About $3 billion will be invested by Nigerians in the diaspora — the United States to be exact. The Federal Government said this investment funding will focus on sectors that will greatly improve the country’s economy.
According to President Muhammadu Buhari’s adviser on Diaspora affairs, Abike Dabiri-Erewa, the investment plan which will focus on agriculture, power, mining and transportation sectors, will receive Federal Government support.
The senior presidential adviser stated that the investment fund will be solely driven by Nigerians living in the United States. This investment will positively affect Nigeria’s Gross Domestic Products (GDP).
“They’re planning a $3 billion investment in Nigeria. The fund will be driven by Nigerians in America.” – Abike Dabiri-Erewa
Prior to this…
The Nigerian American Business Forum (NABF) made a commitment to attract about $3 billion worth of investment into Nigeria’s economy in the next three years. This is part of the forum’s objective to tackle challenges in the country and utilise the revenue opportunity within.
The Nigerian professional forum in the U.S. led by Kenneth Shobola, who serves as NABF president, said all measures have been put in place to ensure the actualisation of the projection.
Timing of investment
The Diaspora investment funded by Nigerians is coming at a time Nigeria is seeking investments to diversify its economy away from oil, which currently accounts for about two-thirds of government revenue and more than 90 percent of foreign income.

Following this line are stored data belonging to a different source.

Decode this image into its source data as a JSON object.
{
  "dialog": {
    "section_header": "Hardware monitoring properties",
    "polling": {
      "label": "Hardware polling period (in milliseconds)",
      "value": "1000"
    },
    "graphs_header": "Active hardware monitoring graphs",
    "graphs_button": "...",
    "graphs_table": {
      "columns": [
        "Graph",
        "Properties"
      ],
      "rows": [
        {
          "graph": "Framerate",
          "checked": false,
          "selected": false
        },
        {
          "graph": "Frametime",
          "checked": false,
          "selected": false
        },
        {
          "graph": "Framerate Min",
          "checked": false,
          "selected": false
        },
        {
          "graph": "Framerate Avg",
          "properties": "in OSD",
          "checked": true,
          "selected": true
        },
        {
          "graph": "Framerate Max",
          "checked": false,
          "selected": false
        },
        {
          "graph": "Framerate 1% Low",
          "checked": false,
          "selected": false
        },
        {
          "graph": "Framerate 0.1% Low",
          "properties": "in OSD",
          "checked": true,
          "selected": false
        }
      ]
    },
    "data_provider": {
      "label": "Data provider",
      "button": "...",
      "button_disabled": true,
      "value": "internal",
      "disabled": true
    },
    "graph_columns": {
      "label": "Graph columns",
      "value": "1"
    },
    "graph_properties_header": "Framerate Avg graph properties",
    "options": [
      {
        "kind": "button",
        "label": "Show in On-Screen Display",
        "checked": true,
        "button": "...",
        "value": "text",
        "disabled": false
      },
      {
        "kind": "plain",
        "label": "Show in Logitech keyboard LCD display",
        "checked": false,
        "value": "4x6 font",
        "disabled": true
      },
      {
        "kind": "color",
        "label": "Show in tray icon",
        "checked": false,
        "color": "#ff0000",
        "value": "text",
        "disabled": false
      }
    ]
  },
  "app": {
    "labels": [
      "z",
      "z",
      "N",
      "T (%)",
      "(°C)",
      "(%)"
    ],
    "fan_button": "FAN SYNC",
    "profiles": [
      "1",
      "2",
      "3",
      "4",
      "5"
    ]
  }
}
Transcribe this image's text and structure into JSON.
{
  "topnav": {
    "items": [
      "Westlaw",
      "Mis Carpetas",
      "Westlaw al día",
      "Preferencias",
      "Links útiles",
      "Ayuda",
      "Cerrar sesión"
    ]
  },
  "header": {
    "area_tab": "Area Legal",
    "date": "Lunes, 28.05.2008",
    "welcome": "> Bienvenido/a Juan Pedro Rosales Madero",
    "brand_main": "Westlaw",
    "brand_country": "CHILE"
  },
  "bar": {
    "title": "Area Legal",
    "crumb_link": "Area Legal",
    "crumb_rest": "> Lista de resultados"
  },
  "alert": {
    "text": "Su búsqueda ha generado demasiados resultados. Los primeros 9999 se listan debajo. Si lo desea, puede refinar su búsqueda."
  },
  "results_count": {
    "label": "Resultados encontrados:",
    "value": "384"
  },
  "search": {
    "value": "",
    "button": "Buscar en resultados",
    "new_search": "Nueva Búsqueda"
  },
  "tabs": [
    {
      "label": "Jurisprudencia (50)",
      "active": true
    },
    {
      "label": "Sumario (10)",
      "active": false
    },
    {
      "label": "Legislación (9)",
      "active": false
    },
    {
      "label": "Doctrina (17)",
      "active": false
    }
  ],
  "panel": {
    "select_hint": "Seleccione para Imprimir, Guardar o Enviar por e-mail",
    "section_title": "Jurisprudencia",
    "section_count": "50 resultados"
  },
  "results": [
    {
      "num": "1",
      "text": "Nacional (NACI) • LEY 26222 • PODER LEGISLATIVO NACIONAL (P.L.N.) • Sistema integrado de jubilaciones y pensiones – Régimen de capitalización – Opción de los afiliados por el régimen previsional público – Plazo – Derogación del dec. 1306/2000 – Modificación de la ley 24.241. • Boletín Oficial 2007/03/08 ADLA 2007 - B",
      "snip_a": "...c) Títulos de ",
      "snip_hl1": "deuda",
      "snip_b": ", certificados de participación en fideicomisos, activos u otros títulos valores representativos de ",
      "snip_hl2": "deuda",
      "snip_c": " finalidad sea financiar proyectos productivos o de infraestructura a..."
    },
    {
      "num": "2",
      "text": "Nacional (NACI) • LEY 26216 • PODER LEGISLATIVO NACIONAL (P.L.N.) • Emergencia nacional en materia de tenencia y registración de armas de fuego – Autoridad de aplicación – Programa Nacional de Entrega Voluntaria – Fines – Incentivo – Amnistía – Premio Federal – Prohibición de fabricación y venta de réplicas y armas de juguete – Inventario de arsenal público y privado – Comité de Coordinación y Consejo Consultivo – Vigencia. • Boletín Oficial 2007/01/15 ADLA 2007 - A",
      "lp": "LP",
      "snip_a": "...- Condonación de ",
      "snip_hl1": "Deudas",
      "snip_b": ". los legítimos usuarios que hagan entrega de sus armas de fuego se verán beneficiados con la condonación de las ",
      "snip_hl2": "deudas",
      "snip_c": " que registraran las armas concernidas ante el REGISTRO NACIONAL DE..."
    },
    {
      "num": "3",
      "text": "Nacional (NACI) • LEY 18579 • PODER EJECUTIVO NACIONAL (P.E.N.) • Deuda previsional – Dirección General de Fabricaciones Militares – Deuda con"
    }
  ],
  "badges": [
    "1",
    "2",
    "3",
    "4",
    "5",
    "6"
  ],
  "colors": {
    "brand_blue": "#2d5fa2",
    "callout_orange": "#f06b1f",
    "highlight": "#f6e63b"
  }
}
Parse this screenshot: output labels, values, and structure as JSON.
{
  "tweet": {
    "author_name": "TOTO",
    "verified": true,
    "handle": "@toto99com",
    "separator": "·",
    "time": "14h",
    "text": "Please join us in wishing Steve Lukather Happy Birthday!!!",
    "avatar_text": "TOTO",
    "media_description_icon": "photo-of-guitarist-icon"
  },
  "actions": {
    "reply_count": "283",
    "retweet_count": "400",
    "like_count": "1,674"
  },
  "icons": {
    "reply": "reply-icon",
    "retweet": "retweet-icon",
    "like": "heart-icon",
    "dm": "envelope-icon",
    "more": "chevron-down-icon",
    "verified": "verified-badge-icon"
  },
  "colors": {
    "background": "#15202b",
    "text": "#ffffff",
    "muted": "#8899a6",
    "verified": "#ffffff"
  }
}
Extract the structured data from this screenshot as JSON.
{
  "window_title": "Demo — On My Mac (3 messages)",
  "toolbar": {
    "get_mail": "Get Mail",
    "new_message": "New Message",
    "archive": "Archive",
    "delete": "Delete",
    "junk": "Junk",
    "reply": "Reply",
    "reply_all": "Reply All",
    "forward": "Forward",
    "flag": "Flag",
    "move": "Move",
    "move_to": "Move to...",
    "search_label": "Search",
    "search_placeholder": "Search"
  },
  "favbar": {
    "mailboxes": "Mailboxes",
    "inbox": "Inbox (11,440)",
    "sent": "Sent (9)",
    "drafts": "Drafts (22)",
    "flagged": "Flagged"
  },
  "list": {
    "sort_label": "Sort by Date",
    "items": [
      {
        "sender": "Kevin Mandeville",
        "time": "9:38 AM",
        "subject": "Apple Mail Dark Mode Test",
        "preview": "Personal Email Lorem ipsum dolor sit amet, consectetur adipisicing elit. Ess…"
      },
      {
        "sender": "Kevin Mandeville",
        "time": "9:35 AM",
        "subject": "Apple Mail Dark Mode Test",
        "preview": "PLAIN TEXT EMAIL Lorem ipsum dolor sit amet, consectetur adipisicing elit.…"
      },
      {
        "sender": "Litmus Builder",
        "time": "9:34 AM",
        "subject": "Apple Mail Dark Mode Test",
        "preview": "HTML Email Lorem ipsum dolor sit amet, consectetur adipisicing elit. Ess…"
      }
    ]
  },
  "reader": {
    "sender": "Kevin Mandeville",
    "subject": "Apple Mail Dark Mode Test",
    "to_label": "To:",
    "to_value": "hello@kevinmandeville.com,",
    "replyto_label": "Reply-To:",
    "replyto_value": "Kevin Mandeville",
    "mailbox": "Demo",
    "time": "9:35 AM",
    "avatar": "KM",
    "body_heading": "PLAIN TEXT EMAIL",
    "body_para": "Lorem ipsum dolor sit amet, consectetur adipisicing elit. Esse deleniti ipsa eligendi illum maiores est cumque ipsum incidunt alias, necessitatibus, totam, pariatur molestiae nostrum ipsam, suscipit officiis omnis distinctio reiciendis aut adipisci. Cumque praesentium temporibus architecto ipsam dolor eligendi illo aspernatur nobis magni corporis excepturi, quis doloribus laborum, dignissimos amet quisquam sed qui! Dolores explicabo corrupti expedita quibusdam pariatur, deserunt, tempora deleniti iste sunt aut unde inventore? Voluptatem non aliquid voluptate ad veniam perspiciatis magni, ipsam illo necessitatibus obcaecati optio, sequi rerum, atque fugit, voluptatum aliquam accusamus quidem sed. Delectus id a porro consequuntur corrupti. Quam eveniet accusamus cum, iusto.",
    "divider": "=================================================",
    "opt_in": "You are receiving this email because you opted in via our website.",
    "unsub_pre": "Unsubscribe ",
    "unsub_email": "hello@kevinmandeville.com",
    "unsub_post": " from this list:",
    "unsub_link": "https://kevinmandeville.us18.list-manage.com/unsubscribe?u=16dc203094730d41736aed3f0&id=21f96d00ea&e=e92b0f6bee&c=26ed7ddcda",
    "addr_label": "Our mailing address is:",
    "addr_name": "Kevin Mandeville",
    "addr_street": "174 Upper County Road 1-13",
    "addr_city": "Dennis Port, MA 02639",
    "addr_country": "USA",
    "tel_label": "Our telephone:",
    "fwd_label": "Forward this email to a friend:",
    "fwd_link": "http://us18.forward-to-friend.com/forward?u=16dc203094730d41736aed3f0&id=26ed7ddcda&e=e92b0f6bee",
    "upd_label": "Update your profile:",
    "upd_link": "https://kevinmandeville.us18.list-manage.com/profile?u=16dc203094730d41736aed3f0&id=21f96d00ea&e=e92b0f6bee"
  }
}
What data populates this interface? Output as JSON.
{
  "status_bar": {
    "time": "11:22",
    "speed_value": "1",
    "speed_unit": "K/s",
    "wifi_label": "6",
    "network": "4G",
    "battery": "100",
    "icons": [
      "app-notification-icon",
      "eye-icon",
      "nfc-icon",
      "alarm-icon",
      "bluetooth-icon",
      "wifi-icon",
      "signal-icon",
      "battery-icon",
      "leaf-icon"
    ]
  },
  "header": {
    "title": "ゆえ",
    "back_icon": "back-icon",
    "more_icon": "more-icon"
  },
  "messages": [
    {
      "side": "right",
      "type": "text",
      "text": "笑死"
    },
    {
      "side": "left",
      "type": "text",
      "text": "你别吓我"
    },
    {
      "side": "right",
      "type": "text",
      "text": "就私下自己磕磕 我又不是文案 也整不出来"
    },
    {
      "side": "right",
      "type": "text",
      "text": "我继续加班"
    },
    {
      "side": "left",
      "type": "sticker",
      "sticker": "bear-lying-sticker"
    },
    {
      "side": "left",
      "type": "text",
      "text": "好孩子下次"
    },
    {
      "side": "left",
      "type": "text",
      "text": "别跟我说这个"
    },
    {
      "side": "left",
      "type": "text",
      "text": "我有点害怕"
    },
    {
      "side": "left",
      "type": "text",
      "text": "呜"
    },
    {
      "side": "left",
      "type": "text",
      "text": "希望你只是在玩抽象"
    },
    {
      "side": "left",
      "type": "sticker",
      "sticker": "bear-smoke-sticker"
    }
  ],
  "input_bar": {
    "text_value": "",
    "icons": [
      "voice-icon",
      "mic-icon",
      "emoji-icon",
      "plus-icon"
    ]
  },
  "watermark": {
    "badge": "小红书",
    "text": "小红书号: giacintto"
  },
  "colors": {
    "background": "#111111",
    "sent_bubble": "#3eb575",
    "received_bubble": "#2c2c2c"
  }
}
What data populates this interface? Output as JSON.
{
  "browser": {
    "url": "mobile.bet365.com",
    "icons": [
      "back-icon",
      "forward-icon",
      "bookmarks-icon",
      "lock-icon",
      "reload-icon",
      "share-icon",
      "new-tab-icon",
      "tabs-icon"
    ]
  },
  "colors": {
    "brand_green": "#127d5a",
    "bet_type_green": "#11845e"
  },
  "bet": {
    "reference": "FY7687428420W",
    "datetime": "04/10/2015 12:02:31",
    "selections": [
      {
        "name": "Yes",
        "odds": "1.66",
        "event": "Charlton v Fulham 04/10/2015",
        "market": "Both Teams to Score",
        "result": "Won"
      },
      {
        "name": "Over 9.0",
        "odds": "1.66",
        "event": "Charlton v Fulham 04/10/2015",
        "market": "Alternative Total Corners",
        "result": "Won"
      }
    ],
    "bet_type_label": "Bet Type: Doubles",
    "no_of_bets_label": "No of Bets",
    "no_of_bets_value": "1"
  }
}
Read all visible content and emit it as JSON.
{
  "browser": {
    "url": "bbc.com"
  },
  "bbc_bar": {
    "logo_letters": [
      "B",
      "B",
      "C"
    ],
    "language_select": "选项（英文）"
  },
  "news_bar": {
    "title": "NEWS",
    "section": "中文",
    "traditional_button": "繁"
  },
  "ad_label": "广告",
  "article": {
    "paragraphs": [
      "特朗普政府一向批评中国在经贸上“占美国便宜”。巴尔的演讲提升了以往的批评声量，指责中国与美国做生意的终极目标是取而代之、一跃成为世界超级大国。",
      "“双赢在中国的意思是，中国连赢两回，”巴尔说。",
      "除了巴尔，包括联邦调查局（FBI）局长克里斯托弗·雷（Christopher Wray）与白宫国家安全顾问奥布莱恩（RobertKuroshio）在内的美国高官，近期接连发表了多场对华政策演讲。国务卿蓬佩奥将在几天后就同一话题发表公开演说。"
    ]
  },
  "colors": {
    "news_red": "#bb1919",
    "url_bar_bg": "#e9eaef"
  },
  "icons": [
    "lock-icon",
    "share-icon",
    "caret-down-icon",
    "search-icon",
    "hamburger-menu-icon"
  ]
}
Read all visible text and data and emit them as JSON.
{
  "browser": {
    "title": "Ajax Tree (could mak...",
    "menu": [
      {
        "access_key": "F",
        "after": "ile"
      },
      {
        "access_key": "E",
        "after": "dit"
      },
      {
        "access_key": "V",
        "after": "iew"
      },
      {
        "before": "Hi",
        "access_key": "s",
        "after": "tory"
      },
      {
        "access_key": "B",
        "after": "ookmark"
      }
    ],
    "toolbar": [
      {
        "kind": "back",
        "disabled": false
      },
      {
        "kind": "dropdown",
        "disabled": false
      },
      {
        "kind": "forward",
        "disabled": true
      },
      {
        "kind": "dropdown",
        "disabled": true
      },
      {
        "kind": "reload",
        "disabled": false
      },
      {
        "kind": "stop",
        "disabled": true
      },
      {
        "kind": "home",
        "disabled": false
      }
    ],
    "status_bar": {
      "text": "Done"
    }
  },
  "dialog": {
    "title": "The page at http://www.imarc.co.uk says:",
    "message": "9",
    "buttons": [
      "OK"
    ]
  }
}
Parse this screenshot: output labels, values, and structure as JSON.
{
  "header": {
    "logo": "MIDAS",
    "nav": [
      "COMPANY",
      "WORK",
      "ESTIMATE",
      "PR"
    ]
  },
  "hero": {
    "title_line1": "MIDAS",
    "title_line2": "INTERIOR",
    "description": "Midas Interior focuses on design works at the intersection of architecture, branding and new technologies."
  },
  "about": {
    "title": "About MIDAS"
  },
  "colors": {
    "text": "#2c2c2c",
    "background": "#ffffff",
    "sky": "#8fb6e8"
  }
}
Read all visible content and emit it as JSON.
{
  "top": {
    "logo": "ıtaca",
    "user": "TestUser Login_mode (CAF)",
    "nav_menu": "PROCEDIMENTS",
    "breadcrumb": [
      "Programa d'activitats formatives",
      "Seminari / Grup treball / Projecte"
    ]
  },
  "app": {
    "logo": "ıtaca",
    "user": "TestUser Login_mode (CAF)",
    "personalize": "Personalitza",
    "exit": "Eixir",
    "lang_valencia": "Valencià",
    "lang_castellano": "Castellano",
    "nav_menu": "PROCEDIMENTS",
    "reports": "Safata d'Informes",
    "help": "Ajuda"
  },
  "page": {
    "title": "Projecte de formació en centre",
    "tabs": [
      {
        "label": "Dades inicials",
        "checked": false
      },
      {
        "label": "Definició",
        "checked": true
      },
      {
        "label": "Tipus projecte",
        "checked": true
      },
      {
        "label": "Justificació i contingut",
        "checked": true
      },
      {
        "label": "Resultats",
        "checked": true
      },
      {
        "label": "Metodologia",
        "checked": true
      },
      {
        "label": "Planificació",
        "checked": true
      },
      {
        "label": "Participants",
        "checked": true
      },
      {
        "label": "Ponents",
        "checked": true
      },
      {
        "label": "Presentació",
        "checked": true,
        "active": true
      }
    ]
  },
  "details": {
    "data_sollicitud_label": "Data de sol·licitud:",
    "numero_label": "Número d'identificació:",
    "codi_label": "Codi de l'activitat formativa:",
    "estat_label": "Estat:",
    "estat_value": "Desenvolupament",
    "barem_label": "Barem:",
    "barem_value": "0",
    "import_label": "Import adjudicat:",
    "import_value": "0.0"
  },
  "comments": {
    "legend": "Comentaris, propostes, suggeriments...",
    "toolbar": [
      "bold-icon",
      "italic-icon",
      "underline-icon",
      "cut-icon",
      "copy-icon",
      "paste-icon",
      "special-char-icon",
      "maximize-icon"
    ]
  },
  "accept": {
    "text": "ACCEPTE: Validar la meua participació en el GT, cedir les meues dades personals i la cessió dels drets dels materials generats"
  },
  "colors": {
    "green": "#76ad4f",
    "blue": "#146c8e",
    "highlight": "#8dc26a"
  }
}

A sharp drop in crude prices in 2014 and foreign-currency shortages that followed led Nigeria into its first economic contraction in a quarter century in 2016. The government’s focus is primarily on non-oil investments, with mining and agriculture among the top priorities, Dabiri said, without revealing when the fund would be set up.
Foreign Direct Investment in Nigeria
Figures from the National Bureau of Statistics’ (NBS) Capital Report for the Q3 2018, show capital imported into the country fell by 48% to $2.8 billion. This was a decrease of 48.21% compared to Q2 2018 and a 31.12% decrease compared to the third quarter of 2017.